Die Frau informierte den Zugbegleiter, der die Bundespolizei alarmierte. Der Zug wurde daraufhin in Wabern gestoppt und evakuiert. Mit Hilfe eines Sprengstoffsuchhundes wurde die Bahn abgesucht - gefunden wurde aber nichts. Nach etwa einer Stunde konnten die Reisenden wieder zurück in den Zug und weiterfahren. 

Derzeit werde geprüft, welchen Hintergrund das Gespräch zwischen den drei Männern hatte. Die Polizei hätte den Hinweisen der Zeugin nachgehen müssen, begründete er den Einsatz am Sonntagabend.
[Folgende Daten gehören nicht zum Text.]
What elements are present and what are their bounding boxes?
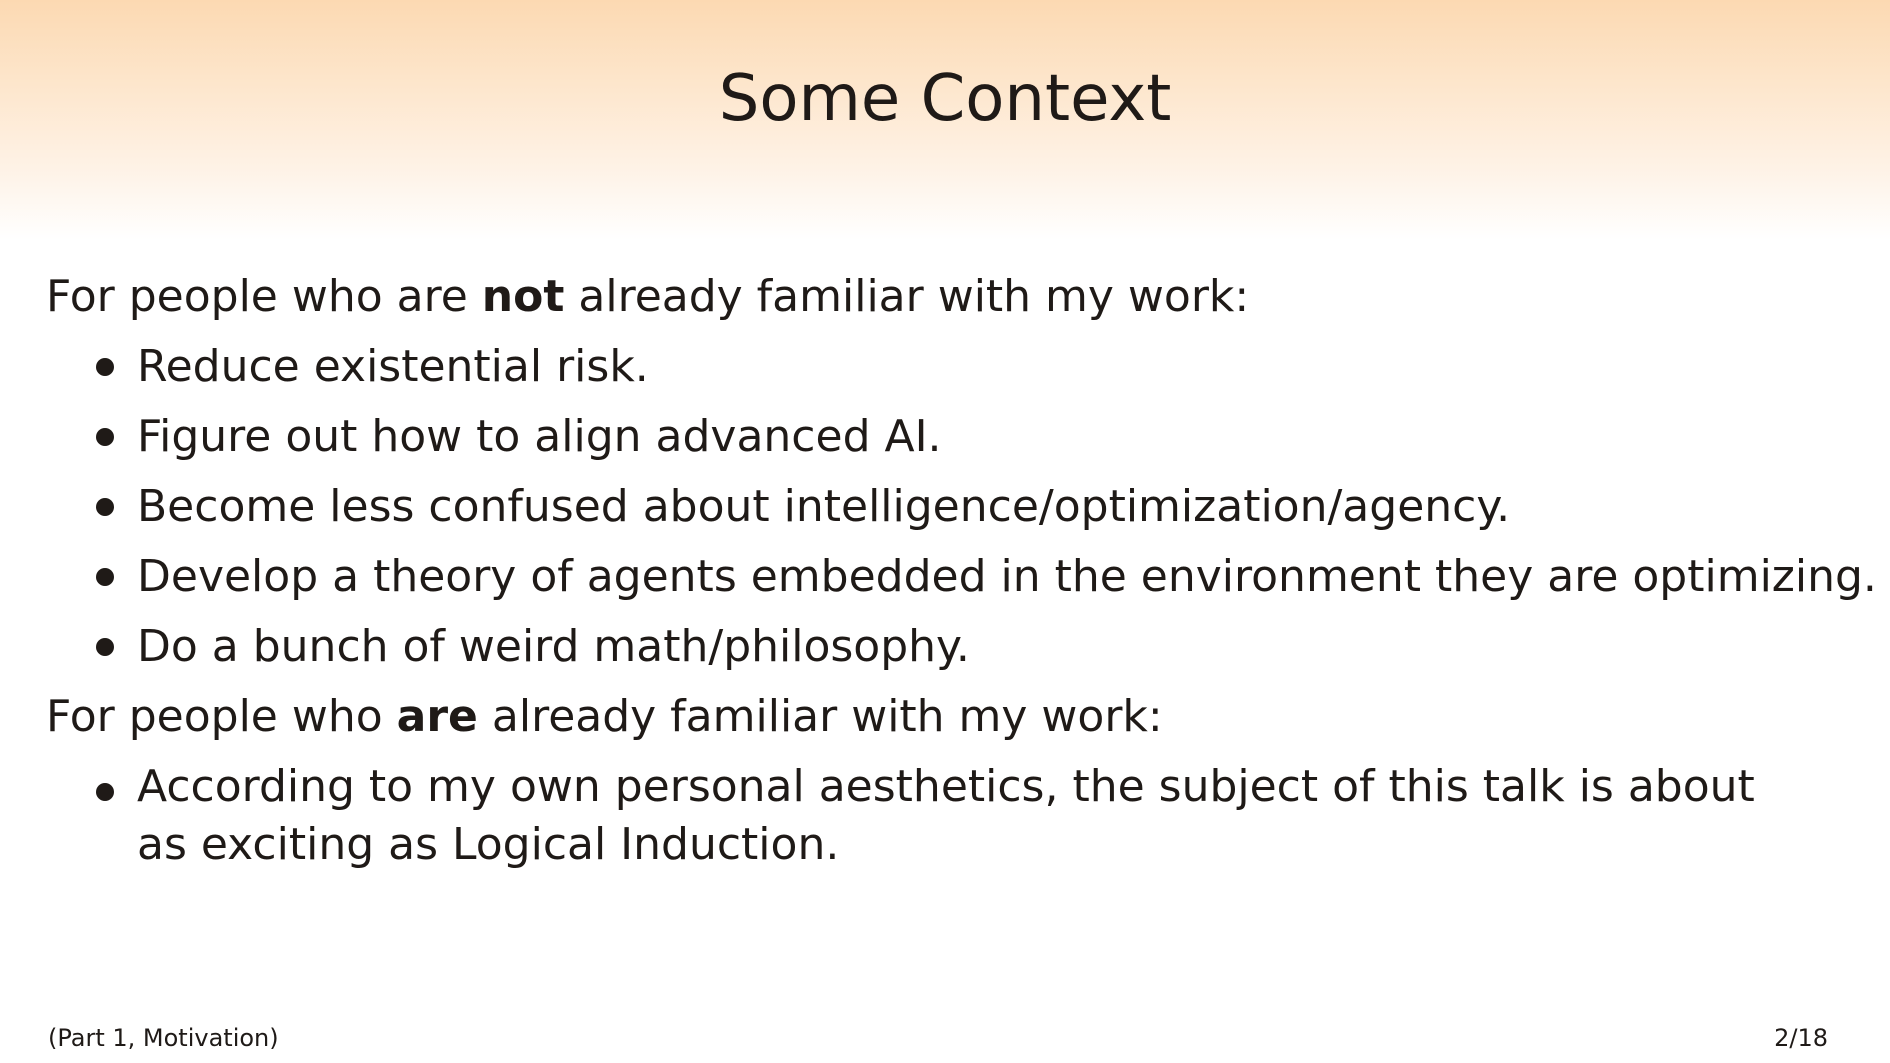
- bullet-icon: [96, 498, 114, 516]
- footer-section-label: (Part 1, Motivation): [48, 1024, 279, 1052]
- list-item: According to my own personal aesthetics,…: [46, 752, 1757, 874]
- bullet-icon: [96, 568, 114, 586]
- slide-title: Some Context: [718, 62, 1172, 136]
- footer-page-number: 2/18: [1774, 1024, 1828, 1052]
- section-intro-not-familiar: For people who are not already familiar …: [46, 262, 1846, 332]
- bullet-icon: [96, 638, 114, 656]
- intro-prefix: For people who: [46, 691, 397, 742]
- list-item-text: Reduce existential risk.: [137, 341, 649, 392]
- bullet-icon: [96, 783, 114, 801]
- intro-suffix: already familiar with my work:: [564, 271, 1250, 322]
- list-item: Become less confused about intelligence/…: [46, 472, 1846, 542]
- list-item: Figure out how to align advanced AI.: [46, 402, 1846, 472]
- bullet-list-not-familiar: Reduce existential risk. Figure out how …: [46, 332, 1877, 682]
- list-item-text: Do a bunch of weird math/philosophy.: [137, 621, 970, 672]
- slide: Some Context For people who are not alre…: [0, 0, 1890, 1063]
- list-item: Develop a theory of agents embedded in t…: [46, 542, 1877, 612]
- intro-suffix: already familiar with my work:: [477, 691, 1163, 742]
- list-item-text: Become less confused about intelligence/…: [137, 481, 1511, 532]
- list-item-text: According to my own personal aesthetics,…: [137, 761, 1755, 870]
- list-item-text: Develop a theory of agents embedded in t…: [137, 551, 1877, 602]
- list-item: Reduce existential risk.: [46, 332, 1846, 402]
- bullet-list-familiar: According to my own personal aesthetics,…: [46, 752, 1846, 874]
- bullet-icon: [96, 358, 114, 376]
- intro-emphasis: are: [396, 691, 478, 742]
- bullet-icon: [96, 428, 114, 446]
- slide-content: For people who are not already familiar …: [46, 262, 1877, 874]
- intro-prefix: For people who are: [46, 271, 482, 322]
- section-intro-familiar: For people who are already familiar with…: [46, 682, 1846, 752]
- slide-header: Some Context: [0, 0, 1890, 240]
- list-item-text: Figure out how to align advanced AI.: [137, 411, 942, 462]
- list-item: Do a bunch of weird math/philosophy.: [46, 612, 1846, 682]
- intro-emphasis: not: [481, 271, 565, 322]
Grundsätzlich bestünde zwar immer eine Gefahr. Aber dennoch gibt der Polizeisprecher Entwarnung: "Es gibt keine Hinweise auf eine konkrete Gefährdung in Zügen", sagte Arend. 

Personenbeschreibung

Die drei Männer sind laut Bundespolizei in Wabern und Gensungen ausgestiegen. Zeugen beschreiben die drei südländisch aussehenden Männer als mittelgroß - etwa zwischen 1,60 und 1,70 Meter - , zwei sollen zwischen 40 und 50 Jahren alt gewesen sein. Die Polizei hat in den Orten und der näheren Umgebung bis etwa 20.30 Uhr nach den Männern gefahndet, die Suche wurde am Sonntagabend aber eingestellt. Einer der Männer soll mit einem Bus in Richtung Fritzlar weitergefahren sein, aber auch die entsprechende Suche nach diesem Hinweis verlief ohne Erfolg. 

Wie Dieter Schwan, Sprecher der Bundespolizeidirektion Koblenz, der die Bundespolizeidienststelle Kassel zugeordnet ist, sagte, wird am Montag damit begonnen, die Videoaufzeichnungen aus der Bahn auszuwerten. "Wir nehmen die Sache sehr ernst  - und müssen das auch in der heutigen Zeit", sagte er gegenüber der HNA. 

Züge werden überwacht

Die Aktion dauert nach Angaben der Bundespolizei über den Sonntagabend hinweg an. Weil sich die Äußerungen der Männer nicht auf einen Zug eingrenzen ließen, sei das Zugpersonal der anderen Verkehrsunternehmen entsprechend sensibilisiert worden. Zudem würden die Folgezüge, die in Richtung Frankfurt bzw. Treysa fahren, für den restlichen Abend überwacht.